If you ask me what I loved about a book in 2018, it would be rare for me to pull out a specific thing that resonated, even if I really liked it. I can call this a shitty memory, or blame public schools for pushing fluency over comprehension for far too long. CONSUME. QUANTITY.
(Also, having a goodreads goal each year may or may not influence the speed and retention of my reading. There is nothing to rival the immense gratification I get for, you know, a solid 15 minutes when I reach my goodreads goal before December 31st. Then I do it again — obsessively checking how many books I’ve read for an entire year just to embrace, or shame, myself for reaching an arbitrary number that means nothing to anyone! What fun!)
Being a shallow reader is kind of embarrassing just in general, but there’s a bigger problem with it when it comes down to more of the why I read.
I don’t just read to hit goodreads goals, though that does motivate me quite a bit, I also read to change my life.
I read self-help to help myself. I read anti-racism to be an anti-racist. I read history to inform the way I make choices about the present. I read novels to build empathy and explore the human condition.
When I read like a vacuum cleaner, I don’t do any of those things.
So my partner suggested I write reviews.
I’m pretty much terrified to write book reviews.

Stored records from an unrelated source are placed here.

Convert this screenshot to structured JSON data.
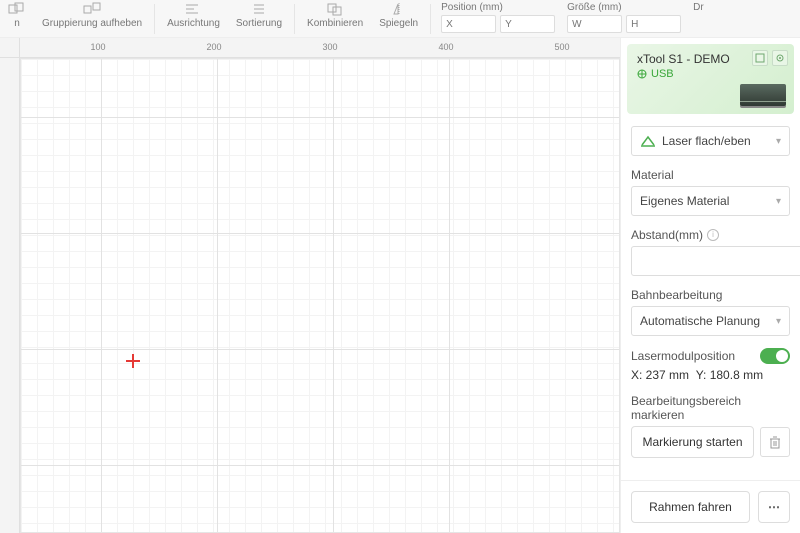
{
  "toolbar": {
    "group_label": "n",
    "ungroup_label": "Gruppierung aufheben",
    "align_label": "Ausrichtung",
    "sort_label": "Sortierung",
    "combine_label": "Kombinieren",
    "mirror_label": "Spiegeln",
    "position_label": "Position (mm)",
    "size_label": "Größe (mm)",
    "rotation_label": "Dr",
    "x_ph": "X",
    "y_ph": "Y",
    "w_ph": "W",
    "h_ph": "H"
  },
  "ruler": {
    "t100": "100",
    "t200": "200",
    "t300": "300",
    "t400": "400",
    "t500": "500"
  },
  "side": {
    "device_title": "xTool S1 - DEMO",
    "usb_label": "USB",
    "laser_mode": "Laser flach/eben",
    "material_label": "Material",
    "material_value": "Eigenes Material",
    "distance_label": "Abstand(mm)",
    "path_label": "Bahnbearbeitung",
    "path_value": "Automatische Planung",
    "modpos_label": "Lasermodulposition",
    "modpos_x": "X: 237 mm",
    "modpos_y": "Y: 180.8 mm",
    "markarea_label": "Bearbeitungsbereich markieren",
    "mark_start": "Markierung starten",
    "frame_btn": "Rahmen fahren"
  }
}
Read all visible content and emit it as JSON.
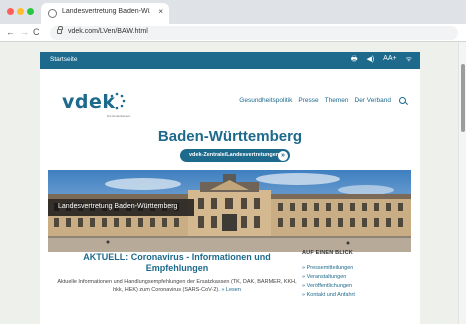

Who am I to supposed I have anything worthwhile to write about the sacred object that is A Book?! Truly, I feel to be the human value of a potato when it comes to reviewing books. I have no right! I have no experience! I can’t fucking review a book!
Writing that down, though, is pretty helpful to laugh at the weird narratives we find in our brains. If I read a book, I can review a book. I’m not going to say I’ll do it well, or that you’ll care about what it says, but at the very least, a book review is going to help me retain what I get out of the book… and may or may not encourage someone else to read it.
So. This I the precursor.
Two nights ago I finished my first book of August, The Girl with the Louding Voice by Abi Daré, published in February of this year. My first review will be of this book, and I write here, for full accountability, that I’ll do that by the end of the week.